After holding a confirmation hearing last week, U.S. senators submitted written follow-up questions to Supreme Court nominee Elena Kagan. Her answers came back today.
In 74 pages of answers to six Republican senators, Kagan addresses a wide array of subjects. Many of them came up during her confirmation hearing, though in at least some cases she provides more detail than she did during her two days of live testimony before the Senate Judiciary Committee.
Kagan names 11 cases in which she would likely recuse during her first term on the Court, because of her involvement with the cases as solicitor general. Her answer came in response to Sen. Jeff Sessions (R-Ala.), the committee’s top Republican, who put the issue at the top of his list.
Sen. Lindsey Graham (R-S.C.), who has dropped hints that he’ll vote to confirm Kagan, asked a series of questions about the rights of suspected terrorists who have been detained. She responded at length, citing precedents about presidential war powers and habeas rights.
In response to Graham, Kagan also forecast what the Court might think about if, as Attorney General Eric Holder Jr. has suggested, the government tries to expand the public safety exception to Miranda warnings.

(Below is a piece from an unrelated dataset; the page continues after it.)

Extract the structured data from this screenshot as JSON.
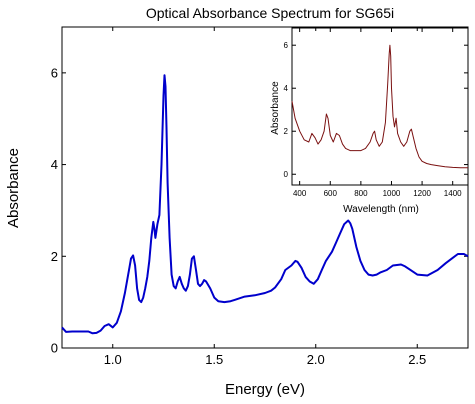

The Court’s 1984 opinion in New York v. Quarles created the public safety exception.
“In analyzing whether particular questioning falls within the public safety exception, the Court likely would consider the gravity and immediacy of the public safety threat and whether the questions were directed to addressing that threat,” Kagan wrote. “The Court might also consider whether Quarles should apply differently in terrorism cases than in ordinary criminal cases because of the distinctive public safety needs involved in the former.”
Sen. Tom Coburn (R-Okla.), who voted to confirm Kagan as solicitor general, posed several questions about socialism, prompting Kagan to reply that, aside from an undergraduate thesis she wrote, “I have not explored in any significant way the tenets or beliefs of socialists.” She added, in response to another question, that she does not agree with the views of the Critical Legal Studies movement, which was fomenting at Harvard Law School in the 1980s.
Kagan also told Coburn not to read too much into statements she made during her hearing about abortion. Those statements, she said, were “intended to reflect my understanding of the prevailing law.”